According to Brian Turner, a National Trust regional attorney, “In property disputes, people tend to defend their initial position. They develop tunnel vision, dig in their heels.”
The NY Times reports Jobs’ estate valued around $6.5 billion. Despite this, during all those years he knew he had a possible fatal cancer, he decided philanthropy was not going to be where he devoted his energy. I find this startling because almost all the greatest American entrepreneurs devoted considerable time and energy to building their legacy, and they defined an integral part of that through a philanthropic vision. This didn’t interest him. When Bill Gates approached him to join an initiative of the super wealthy who took a pledge to give away a majority of their fortune to charity, Jobs refused. Personally, I think this was a major failure of vision. I say this perhaps with a touch of self-interest since my professional career was spent as a non-profit fundraiser. If every wealthy person in America behaved as he did not only would I have been out of a job, there would be none of the amazing philanthropic initiatives which have contributed to our greatness as a free, democratic society concerned with the welfare of even the most humble among us.
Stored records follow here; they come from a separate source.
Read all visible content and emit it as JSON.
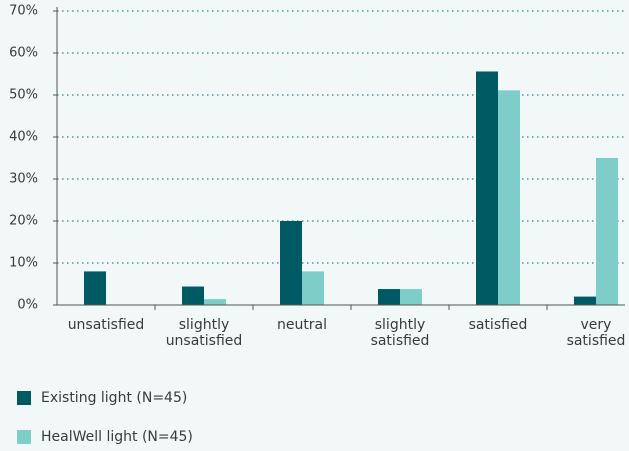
{
  "chart_data": {
    "type": "bar",
    "categories": [
      "unsatisfied",
      "slightly unsatisfied",
      "neutral",
      "slightly satisfied",
      "satisfied",
      "very satisfied"
    ],
    "series": [
      {
        "name": "Existing light (N=45)",
        "color": "#005a64",
        "values": [
          8,
          4.4,
          20,
          3.8,
          55.6,
          2
        ]
      },
      {
        "name": "HealWell light (N=45)",
        "color": "#7ecdc8",
        "values": [
          0,
          1.4,
          8,
          3.8,
          51.1,
          35
        ]
      }
    ],
    "ylim": [
      0,
      70
    ],
    "yticks": [
      {
        "value": 0,
        "label": "0%"
      },
      {
        "value": 10,
        "label": "10%"
      },
      {
        "value": 20,
        "label": "20%"
      },
      {
        "value": 30,
        "label": "30%"
      },
      {
        "value": 40,
        "label": "40%"
      },
      {
        "value": 50,
        "label": "50%"
      },
      {
        "value": 60,
        "label": "60%"
      },
      {
        "value": 70,
        "label": "70%"
      }
    ],
    "grid": true
  }
}
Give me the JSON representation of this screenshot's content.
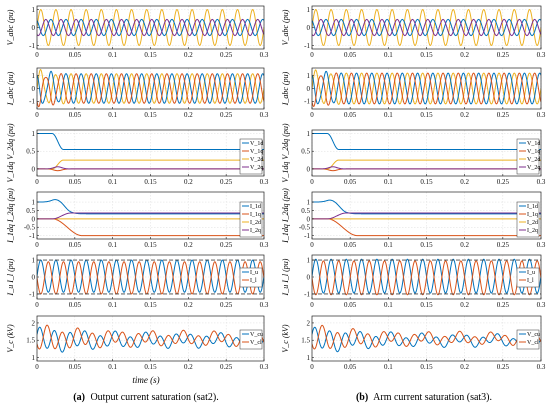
{
  "x_axis_label": "time (s)",
  "captions": [
    {
      "tag": "(a)",
      "text": "Output current saturation (sat2)."
    },
    {
      "tag": "(b)",
      "text": "Arm current saturation (sat3)."
    }
  ],
  "colors": {
    "blue": "#0072BD",
    "orange": "#D95319",
    "yellow": "#EDB120",
    "purple": "#7E2F8E"
  },
  "chart_data": [
    {
      "type": "line",
      "panel": "a1",
      "ylabel": "V_abc (pu)",
      "xlim": [
        0,
        0.3
      ],
      "ylim": [
        -1.2,
        1.2
      ],
      "x_ticks": [
        0,
        0.05,
        0.1,
        0.15,
        0.2,
        0.25,
        0.3
      ],
      "x_tick_labels": [
        "0",
        "0.05",
        "0.1",
        "0.15",
        "0.2",
        "0.25",
        "0.3"
      ],
      "y_ticks": [
        -1,
        0,
        1
      ],
      "y_tick_labels": [
        "-1",
        "0",
        "1"
      ],
      "legend": [],
      "series": [
        {
          "kind": "sine",
          "color": "yellow",
          "amp": 1.0,
          "freq": 50,
          "phase": 0.0
        },
        {
          "kind": "sine",
          "color": "blue",
          "amp": 0.45,
          "freq": 50,
          "phase": 2.094
        },
        {
          "kind": "sine",
          "color": "purple",
          "amp": 0.45,
          "freq": 50,
          "phase": -2.094
        }
      ]
    },
    {
      "type": "line",
      "panel": "a2",
      "ylabel": "I_abc (pu)",
      "xlim": [
        0,
        0.3
      ],
      "ylim": [
        -1.6,
        1.6
      ],
      "x_ticks": [
        0,
        0.05,
        0.1,
        0.15,
        0.2,
        0.25,
        0.3
      ],
      "x_tick_labels": [
        "0",
        "0.05",
        "0.1",
        "0.15",
        "0.2",
        "0.25",
        "0.3"
      ],
      "y_ticks": [
        -1,
        0,
        1
      ],
      "y_tick_labels": [
        "-1",
        "0",
        "1"
      ],
      "legend": [],
      "series": [
        {
          "kind": "sine",
          "color": "yellow",
          "amp": 1.15,
          "freq": 50,
          "phase": 0.0,
          "transient_amp": 0.4,
          "transient_end": 0.04
        },
        {
          "kind": "sine",
          "color": "blue",
          "amp": 1.15,
          "freq": 50,
          "phase": 2.094,
          "transient_amp": 0.4,
          "transient_end": 0.04
        },
        {
          "kind": "sine",
          "color": "orange",
          "amp": 1.15,
          "freq": 50,
          "phase": -2.094,
          "transient_amp": 0.4,
          "transient_end": 0.04
        }
      ]
    },
    {
      "type": "line",
      "panel": "a3",
      "ylabel": "V_1dq V_2dq (pu)",
      "xlim": [
        0,
        0.3
      ],
      "ylim": [
        -0.2,
        1.1
      ],
      "x_ticks": [
        0,
        0.05,
        0.1,
        0.15,
        0.2,
        0.25,
        0.3
      ],
      "x_tick_labels": [
        "0",
        "0.05",
        "0.1",
        "0.15",
        "0.2",
        "0.25",
        "0.3"
      ],
      "y_ticks": [
        0,
        0.5,
        1
      ],
      "y_tick_labels": [
        "0",
        "0.5",
        "1"
      ],
      "legend": [
        "V_1d",
        "V_1q",
        "V_2d",
        "V_2q"
      ],
      "series": [
        {
          "kind": "step",
          "color": "blue",
          "y0": 1.0,
          "y1": 0.55,
          "t0": 0.02,
          "t1": 0.035
        },
        {
          "kind": "step",
          "color": "orange",
          "y0": 0.0,
          "y1": 0.0,
          "t0": 0.02,
          "t1": 0.035,
          "bump": -0.05
        },
        {
          "kind": "step",
          "color": "yellow",
          "y0": 0.0,
          "y1": 0.25,
          "t0": 0.02,
          "t1": 0.035
        },
        {
          "kind": "step",
          "color": "purple",
          "y0": 0.0,
          "y1": 0.0,
          "t0": 0.02,
          "t1": 0.035,
          "bump": 0.06
        }
      ]
    },
    {
      "type": "line",
      "panel": "a4",
      "ylabel": "I_1dq I_2dq (pu)",
      "xlim": [
        0,
        0.3
      ],
      "ylim": [
        -1.2,
        1.6
      ],
      "x_ticks": [
        0,
        0.05,
        0.1,
        0.15,
        0.2,
        0.25,
        0.3
      ],
      "x_tick_labels": [
        "0",
        "0.05",
        "0.1",
        "0.15",
        "0.2",
        "0.25",
        "0.3"
      ],
      "y_ticks": [
        -1,
        -0.5,
        0,
        0.5,
        1
      ],
      "y_tick_labels": [
        "-1",
        "-0.5",
        "0",
        "0.5",
        "1"
      ],
      "legend": [
        "I_1d",
        "I_1q",
        "I_2d",
        "I_2q"
      ],
      "series": [
        {
          "kind": "step",
          "color": "blue",
          "y0": 1.0,
          "y1": 0.3,
          "t0": 0.02,
          "t1": 0.045,
          "bump": 0.3
        },
        {
          "kind": "step",
          "color": "orange",
          "y0": 0.0,
          "y1": -1.0,
          "t0": 0.02,
          "t1": 0.06
        },
        {
          "kind": "step",
          "color": "yellow",
          "y0": 0.0,
          "y1": 0.0,
          "t0": 0.02,
          "t1": 0.04
        },
        {
          "kind": "step",
          "color": "purple",
          "y0": 0.0,
          "y1": 0.35,
          "t0": 0.02,
          "t1": 0.045
        }
      ]
    },
    {
      "type": "line",
      "panel": "a5",
      "ylabel": "I_u I_l (pu)",
      "xlim": [
        0,
        0.3
      ],
      "ylim": [
        -1.3,
        1.3
      ],
      "x_ticks": [
        0,
        0.05,
        0.1,
        0.15,
        0.2,
        0.25,
        0.3
      ],
      "x_tick_labels": [
        "0",
        "0.05",
        "0.1",
        "0.15",
        "0.2",
        "0.25",
        "0.3"
      ],
      "y_ticks": [
        -1,
        0,
        1
      ],
      "y_tick_labels": [
        "-1",
        "0",
        "1"
      ],
      "legend": [
        "I_u",
        "I_l"
      ],
      "limits": [
        1.0,
        -1.0
      ],
      "series": [
        {
          "kind": "sine",
          "color": "blue",
          "amp": 0.95,
          "freq": 50,
          "phase": 0.0,
          "offset": 0.05
        },
        {
          "kind": "sine",
          "color": "orange",
          "amp": 0.95,
          "freq": 50,
          "phase": 3.1416,
          "offset": -0.05
        }
      ]
    },
    {
      "type": "line",
      "panel": "a6",
      "ylabel": "V_c (kV)",
      "xlim": [
        0,
        0.3
      ],
      "ylim": [
        0.9,
        2.2
      ],
      "x_ticks": [
        0,
        0.05,
        0.1,
        0.15,
        0.2,
        0.25,
        0.3
      ],
      "x_tick_labels": [
        "0",
        "0.05",
        "0.1",
        "0.15",
        "0.2",
        "0.25",
        "0.3"
      ],
      "y_ticks": [
        1,
        1.5,
        2
      ],
      "y_tick_labels": [
        "1",
        "1.5",
        "2"
      ],
      "legend": [
        "V_cu",
        "V_cl"
      ],
      "series": [
        {
          "kind": "damped",
          "color": "blue",
          "base": 1.5,
          "amp0": 0.35,
          "amp1": 0.15,
          "freq": 50,
          "phase": 0.5
        },
        {
          "kind": "damped",
          "color": "orange",
          "base": 1.55,
          "amp0": 0.35,
          "amp1": 0.15,
          "freq": 50,
          "phase": 3.6
        }
      ]
    },
    {
      "type": "line",
      "panel": "b1",
      "ylabel": "V_abc (pu)",
      "xlim": [
        0,
        0.3
      ],
      "ylim": [
        -1.2,
        1.2
      ],
      "x_ticks": [
        0,
        0.05,
        0.1,
        0.15,
        0.2,
        0.25,
        0.3
      ],
      "x_tick_labels": [
        "0",
        "0.05",
        "0.1",
        "0.15",
        "0.2",
        "0.25",
        "0.3"
      ],
      "y_ticks": [
        -1,
        0,
        1
      ],
      "y_tick_labels": [
        "-1",
        "0",
        "1"
      ],
      "legend": [],
      "series": [
        {
          "kind": "sine",
          "color": "yellow",
          "amp": 1.0,
          "freq": 50,
          "phase": 0.0
        },
        {
          "kind": "sine",
          "color": "blue",
          "amp": 0.45,
          "freq": 50,
          "phase": 2.094
        },
        {
          "kind": "sine",
          "color": "purple",
          "amp": 0.45,
          "freq": 50,
          "phase": -2.094
        }
      ]
    },
    {
      "type": "line",
      "panel": "b2",
      "ylabel": "I_abc (pu)",
      "xlim": [
        0,
        0.3
      ],
      "ylim": [
        -1.6,
        1.6
      ],
      "x_ticks": [
        0,
        0.05,
        0.1,
        0.15,
        0.2,
        0.25,
        0.3
      ],
      "x_tick_labels": [
        "0",
        "0.05",
        "0.1",
        "0.15",
        "0.2",
        "0.25",
        "0.3"
      ],
      "y_ticks": [
        -1,
        0,
        1
      ],
      "y_tick_labels": [
        "-1",
        "0",
        "1"
      ],
      "legend": [],
      "series": [
        {
          "kind": "sine",
          "color": "yellow",
          "amp": 1.2,
          "freq": 50,
          "phase": 0.0,
          "transient_amp": 0.3,
          "transient_end": 0.04
        },
        {
          "kind": "sine",
          "color": "blue",
          "amp": 1.2,
          "freq": 50,
          "phase": 2.094,
          "transient_amp": 0.3,
          "transient_end": 0.04
        },
        {
          "kind": "sine",
          "color": "orange",
          "amp": 1.2,
          "freq": 50,
          "phase": -2.094,
          "transient_amp": 0.3,
          "transient_end": 0.04
        }
      ]
    },
    {
      "type": "line",
      "panel": "b3",
      "ylabel": "V_1dq V_2dq (pu)",
      "xlim": [
        0,
        0.3
      ],
      "ylim": [
        -0.2,
        1.1
      ],
      "x_ticks": [
        0,
        0.05,
        0.1,
        0.15,
        0.2,
        0.25,
        0.3
      ],
      "x_tick_labels": [
        "0",
        "0.05",
        "0.1",
        "0.15",
        "0.2",
        "0.25",
        "0.3"
      ],
      "y_ticks": [
        0,
        0.5,
        1
      ],
      "y_tick_labels": [
        "0",
        "0.5",
        "1"
      ],
      "legend": [
        "V_1d",
        "V_1q",
        "V_2d",
        "V_2q"
      ],
      "series": [
        {
          "kind": "step",
          "color": "blue",
          "y0": 1.0,
          "y1": 0.55,
          "t0": 0.02,
          "t1": 0.035
        },
        {
          "kind": "step",
          "color": "orange",
          "y0": 0.0,
          "y1": 0.0,
          "t0": 0.02,
          "t1": 0.035,
          "bump": -0.05
        },
        {
          "kind": "step",
          "color": "yellow",
          "y0": 0.0,
          "y1": 0.25,
          "t0": 0.02,
          "t1": 0.035
        },
        {
          "kind": "step",
          "color": "purple",
          "y0": 0.0,
          "y1": 0.0,
          "t0": 0.02,
          "t1": 0.035,
          "bump": 0.06
        }
      ]
    },
    {
      "type": "line",
      "panel": "b4",
      "ylabel": "I_1dq I_2dq (pu)",
      "xlim": [
        0,
        0.3
      ],
      "ylim": [
        -1.2,
        1.6
      ],
      "x_ticks": [
        0,
        0.05,
        0.1,
        0.15,
        0.2,
        0.25,
        0.3
      ],
      "x_tick_labels": [
        "0",
        "0.05",
        "0.1",
        "0.15",
        "0.2",
        "0.25",
        "0.3"
      ],
      "y_ticks": [
        -1,
        -0.5,
        0,
        0.5,
        1
      ],
      "y_tick_labels": [
        "-1",
        "-0.5",
        "0",
        "0.5",
        "1"
      ],
      "legend": [
        "I_1d",
        "I_1q",
        "I_2d",
        "I_2q"
      ],
      "series": [
        {
          "kind": "step",
          "color": "blue",
          "y0": 1.0,
          "y1": 0.3,
          "t0": 0.02,
          "t1": 0.045,
          "bump": 0.25
        },
        {
          "kind": "step",
          "color": "orange",
          "y0": 0.0,
          "y1": -1.0,
          "t0": 0.02,
          "t1": 0.06
        },
        {
          "kind": "step",
          "color": "yellow",
          "y0": 0.0,
          "y1": 0.0,
          "t0": 0.02,
          "t1": 0.04
        },
        {
          "kind": "step",
          "color": "purple",
          "y0": 0.0,
          "y1": 0.35,
          "t0": 0.02,
          "t1": 0.045
        }
      ]
    },
    {
      "type": "line",
      "panel": "b5",
      "ylabel": "I_u I_l (pu)",
      "xlim": [
        0,
        0.3
      ],
      "ylim": [
        -1.3,
        1.3
      ],
      "x_ticks": [
        0,
        0.05,
        0.1,
        0.15,
        0.2,
        0.25,
        0.3
      ],
      "x_tick_labels": [
        "0",
        "0.05",
        "0.1",
        "0.15",
        "0.2",
        "0.25",
        "0.3"
      ],
      "y_ticks": [
        -1,
        0,
        1
      ],
      "y_tick_labels": [
        "-1",
        "0",
        "1"
      ],
      "legend": [
        "I_u",
        "I_l"
      ],
      "limits": [
        1.0,
        -1.0
      ],
      "series": [
        {
          "kind": "sine",
          "color": "blue",
          "amp": 1.0,
          "freq": 50,
          "phase": 0.0,
          "offset": 0.05
        },
        {
          "kind": "sine",
          "color": "orange",
          "amp": 1.0,
          "freq": 50,
          "phase": 3.1416,
          "offset": -0.05
        }
      ]
    },
    {
      "type": "line",
      "panel": "b6",
      "ylabel": "V_c (kV)",
      "xlim": [
        0,
        0.3
      ],
      "ylim": [
        0.9,
        2.2
      ],
      "x_ticks": [
        0,
        0.05,
        0.1,
        0.15,
        0.2,
        0.25,
        0.3
      ],
      "x_tick_labels": [
        "0",
        "0.05",
        "0.1",
        "0.15",
        "0.2",
        "0.25",
        "0.3"
      ],
      "y_ticks": [
        1,
        1.5,
        2
      ],
      "y_tick_labels": [
        "1",
        "1.5",
        "2"
      ],
      "legend": [
        "V_cu",
        "V_cl"
      ],
      "series": [
        {
          "kind": "damped",
          "color": "blue",
          "base": 1.5,
          "amp0": 0.35,
          "amp1": 0.12,
          "freq": 50,
          "phase": 0.5
        },
        {
          "kind": "damped",
          "color": "orange",
          "base": 1.55,
          "amp0": 0.35,
          "amp1": 0.12,
          "freq": 50,
          "phase": 3.6
        }
      ]
    }
  ]
}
But Steve Jobs was not one for humility.
So to those who celebrate Steve Jobs I say, do so, he deserves it. But alongside this celebration of his unmistakable contributions to our culture, hold some space for the dark side of Steve Jobs’ vision. The one who would let nothing and no one stand in his way. The take-no-prisoners Steve Jobs. The angry, vengeful Steve Jobs. This was a human package containing great good and great badness.